Ces francophones qui ont marqué 2019

Alors que 2019 touche à sa fin, il est l'heure pour une rétrospective. Cette année aura été particulièrement importante sur League of Legends pour toute la francophonie à travers le monde. Elle a vu l'apparition d'une ligue française, dominée par un duo désormais iconique, mais également le succès de divers coachs à l'international. Enfin, cette saison 9 aura également été l'occasion de découvrir, voire de redécouvrir certains talents francophones outre-atlantique. Nous vous présentons une petite liste non exhaustive de personnalités francophones qui ont marqué l'année !

Steeelback et Djoko, monarques de la scène française

Il est difficile de parler des joueurs qui ont marqué la saison 9 sans mentionner le duo qui a dominé la scène française. En janvier 2019, Pierre « Steeelback » Medjaldi et Charly « Djoko » Guillard, qui évoluaient en LCS EU chez Giants Gaming l’année passée, ont annoncé qu'ils rejoindraient la LFL aux côtés de Team-LDLC. Outre ce nouvel environnement, le carry AD français a également décidé de changer de rôle, devenant alors support. Suite à ces décisions, beaucoup de doutes ont plané autour de la capacité de la paire à trouver ses marques, alors qu'ils sortaient d'une saison décevante en ligue européenne.

Aux côtés d'Eika, un joueur déjà solidement implanté sur la scène française, de Comp, un jeune ADC très prometteur, et surtout de YellOwStaR en coach, véritable légende de LoL, Steeelback et Djoko ont éclaboussé la LFL de leur talent. Dès le premier segment, ils ont montré l'ampleur de leur synergie et leurs qualités de stratèges. Ils ont terminé la saison régulière sur un score de 12 - 2, et ont dominé la finale face à Misfits Premier.

Dès leurs débuts en LFL, tous les joueurs de la Team-LDLC étaient déjà très confiants.

Dès leurs débuts en LFL, tous les joueurs de la Team-LDLC étaient déjà très confiants.

Lors du second segment, même chose. Ils ont une fois de plus terminé à la première place en saison régulière, avec le même score qu'au printemps, et ont cette fois-ci balayé Vitality.Bee lors de la finale. Le constat était sans appel : Djoko et Steeelback étaient simplement deux des éléments les plus performants en LFL. Que ce soit mécaniquement, stratégiquement, ou simplement par leur attitude désinvolte, le duo français a pu montrer qu'il était bien au-dessus de cette compétition. Les deux coéquipiers ont par ailleurs affirmé à plusieurs reprises que leur but était de retourner en ligue majeure en 2020.

Evidemment, Team-LDLC a également remporté la finale ultime de la LFL, faisant de Djoko et Steeelback des triple couronnés sur l'année 2019. Si la réussite de l'équipe s'est faite en grande partie via l'alchimie entre les deux individus, c'est surtout pour Steeelback que c'est une vraie réussite. Alors qu'il avait changé de rôle en début d'année, il a réellement progressé et semble être devenu un meilleur joueur en support qu'il pouvait l'être lorsqu'il jouait ADC.

« En tant que support, je me sens beaucoup mieux qu'en tant qu'ADC. (...) Aujourd'hui en tant que support, je sens que je peux arriver à être top 1. Mon but est de gagner le LEC, et je veux être élu le meilleur support d'Europe, je ne vise rien de plus bas. »

Steeelback, lors de son apparition dans le podcast Push To Talk de Krok.

Le seul point noir de 2019 pour Djoko et Steeelback sera bien entendu leurs deux participations aux EU Masters.
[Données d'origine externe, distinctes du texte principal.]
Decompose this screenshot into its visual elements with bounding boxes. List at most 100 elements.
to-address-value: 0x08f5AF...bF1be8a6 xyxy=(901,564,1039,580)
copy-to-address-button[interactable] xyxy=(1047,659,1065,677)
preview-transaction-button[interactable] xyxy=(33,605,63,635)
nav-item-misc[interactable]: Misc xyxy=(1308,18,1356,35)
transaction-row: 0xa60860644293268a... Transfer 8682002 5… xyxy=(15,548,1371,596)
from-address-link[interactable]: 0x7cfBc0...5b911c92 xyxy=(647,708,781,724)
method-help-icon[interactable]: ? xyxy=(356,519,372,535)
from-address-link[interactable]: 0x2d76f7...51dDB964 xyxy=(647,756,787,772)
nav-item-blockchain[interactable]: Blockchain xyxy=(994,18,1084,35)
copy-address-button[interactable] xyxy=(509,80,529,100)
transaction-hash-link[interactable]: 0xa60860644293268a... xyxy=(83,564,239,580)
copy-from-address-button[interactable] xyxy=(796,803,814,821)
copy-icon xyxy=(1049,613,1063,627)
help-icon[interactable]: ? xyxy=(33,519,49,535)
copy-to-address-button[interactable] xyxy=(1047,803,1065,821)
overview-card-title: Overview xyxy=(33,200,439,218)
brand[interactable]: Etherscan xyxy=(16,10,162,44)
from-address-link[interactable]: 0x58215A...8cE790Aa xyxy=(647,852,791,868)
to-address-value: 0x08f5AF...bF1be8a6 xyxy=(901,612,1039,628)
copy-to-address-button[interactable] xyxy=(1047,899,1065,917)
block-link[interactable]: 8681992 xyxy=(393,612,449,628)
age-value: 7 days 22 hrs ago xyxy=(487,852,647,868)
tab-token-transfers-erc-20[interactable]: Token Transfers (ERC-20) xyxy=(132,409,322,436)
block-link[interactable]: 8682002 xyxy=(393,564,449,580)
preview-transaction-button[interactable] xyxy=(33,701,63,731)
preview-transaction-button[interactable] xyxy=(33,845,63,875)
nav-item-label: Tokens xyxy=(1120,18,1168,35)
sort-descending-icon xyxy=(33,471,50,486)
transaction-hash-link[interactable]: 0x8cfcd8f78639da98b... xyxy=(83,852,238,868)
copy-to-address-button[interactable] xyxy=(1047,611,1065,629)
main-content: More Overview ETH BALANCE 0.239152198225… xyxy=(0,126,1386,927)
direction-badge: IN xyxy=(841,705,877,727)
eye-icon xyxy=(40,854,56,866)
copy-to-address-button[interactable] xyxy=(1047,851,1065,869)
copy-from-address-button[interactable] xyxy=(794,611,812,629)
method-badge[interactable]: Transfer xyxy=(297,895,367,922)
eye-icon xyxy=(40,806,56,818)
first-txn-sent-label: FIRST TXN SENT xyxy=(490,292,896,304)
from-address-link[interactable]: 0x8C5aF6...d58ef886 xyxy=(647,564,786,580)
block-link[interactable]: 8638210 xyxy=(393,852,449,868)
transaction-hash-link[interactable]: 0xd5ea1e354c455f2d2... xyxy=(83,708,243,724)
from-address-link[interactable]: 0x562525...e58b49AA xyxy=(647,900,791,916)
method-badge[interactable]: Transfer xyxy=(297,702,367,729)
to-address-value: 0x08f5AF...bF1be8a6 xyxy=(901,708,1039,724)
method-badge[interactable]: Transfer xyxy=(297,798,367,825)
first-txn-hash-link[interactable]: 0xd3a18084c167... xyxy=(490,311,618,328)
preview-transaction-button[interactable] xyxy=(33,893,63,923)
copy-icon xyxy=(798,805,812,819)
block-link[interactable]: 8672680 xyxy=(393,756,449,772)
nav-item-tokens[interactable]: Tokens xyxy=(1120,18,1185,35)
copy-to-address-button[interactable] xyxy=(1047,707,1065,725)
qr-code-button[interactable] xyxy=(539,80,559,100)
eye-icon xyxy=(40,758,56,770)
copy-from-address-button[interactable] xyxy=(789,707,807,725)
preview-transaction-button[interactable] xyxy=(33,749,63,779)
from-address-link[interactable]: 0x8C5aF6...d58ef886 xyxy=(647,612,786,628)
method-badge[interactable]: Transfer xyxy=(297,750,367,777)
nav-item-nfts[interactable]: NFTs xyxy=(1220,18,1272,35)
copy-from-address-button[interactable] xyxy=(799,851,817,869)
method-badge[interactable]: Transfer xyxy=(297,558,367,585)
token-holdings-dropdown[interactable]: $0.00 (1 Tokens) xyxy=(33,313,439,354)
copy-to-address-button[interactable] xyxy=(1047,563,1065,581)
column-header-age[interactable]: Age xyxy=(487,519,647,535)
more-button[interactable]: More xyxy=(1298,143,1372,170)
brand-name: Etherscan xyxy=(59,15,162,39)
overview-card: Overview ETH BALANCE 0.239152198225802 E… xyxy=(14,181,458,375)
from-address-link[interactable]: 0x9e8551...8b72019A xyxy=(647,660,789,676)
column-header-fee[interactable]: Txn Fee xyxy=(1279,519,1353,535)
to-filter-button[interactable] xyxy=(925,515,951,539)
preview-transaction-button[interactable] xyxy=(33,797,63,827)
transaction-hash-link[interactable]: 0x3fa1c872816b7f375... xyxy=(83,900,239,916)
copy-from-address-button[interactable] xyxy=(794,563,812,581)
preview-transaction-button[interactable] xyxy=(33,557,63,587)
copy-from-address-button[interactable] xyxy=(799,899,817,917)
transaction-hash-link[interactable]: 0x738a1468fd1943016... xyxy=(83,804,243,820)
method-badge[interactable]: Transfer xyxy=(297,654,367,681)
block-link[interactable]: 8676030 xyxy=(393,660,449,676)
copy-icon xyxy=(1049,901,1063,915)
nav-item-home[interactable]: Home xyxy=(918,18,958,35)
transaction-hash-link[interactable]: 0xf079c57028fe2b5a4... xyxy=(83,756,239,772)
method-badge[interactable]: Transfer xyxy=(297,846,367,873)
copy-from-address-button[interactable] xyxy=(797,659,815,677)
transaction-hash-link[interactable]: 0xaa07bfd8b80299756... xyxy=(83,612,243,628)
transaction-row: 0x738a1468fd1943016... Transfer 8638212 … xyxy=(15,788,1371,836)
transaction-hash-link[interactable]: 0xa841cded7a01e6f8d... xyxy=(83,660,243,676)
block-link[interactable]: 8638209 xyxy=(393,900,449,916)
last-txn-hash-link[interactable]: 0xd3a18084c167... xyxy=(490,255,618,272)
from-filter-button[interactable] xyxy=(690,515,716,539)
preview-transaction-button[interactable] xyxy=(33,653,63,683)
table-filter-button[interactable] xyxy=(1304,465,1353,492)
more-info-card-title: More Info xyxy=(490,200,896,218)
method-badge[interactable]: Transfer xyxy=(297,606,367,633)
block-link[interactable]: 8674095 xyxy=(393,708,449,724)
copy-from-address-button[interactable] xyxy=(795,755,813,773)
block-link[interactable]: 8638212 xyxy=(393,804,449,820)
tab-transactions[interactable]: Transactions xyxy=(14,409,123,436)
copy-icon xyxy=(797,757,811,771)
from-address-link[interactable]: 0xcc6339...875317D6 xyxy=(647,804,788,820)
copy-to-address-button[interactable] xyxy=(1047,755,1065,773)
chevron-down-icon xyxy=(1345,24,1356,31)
Alors que ce tournoi réunissait les meilleures équipes des différentes ligues régionales européennes, Team-LDLC s'est effondré en quarts de finale à deux reprises. Pourtant vue parmi les favoris, l'écurie française n'aura pas fait le poids contre les mastodontes allemands qu'étaient BIG et SK Gaming Prime.

Des coachs qui ont fait leurs preuves

Parmi les Français qui se sont démarqués en 2019, trois coachs sortent du lot. Tout d'abord, Louis-Victor « Mephisto » Legendre a été très discret, alors qu'il a été l'homme de l'ombre qui a participé au succès de Fnatic. Recruté en tant que coach assistant aux côtés de Youngbuck, une légende du coaching européen, Mephisto a eu l'occasion d'apprendre, mais également d'apporter sa propre expérience à cette équipe, qui a manqué de peu un titre européen et a réussi à aller jusqu'en quarts de finale des championnats du monde.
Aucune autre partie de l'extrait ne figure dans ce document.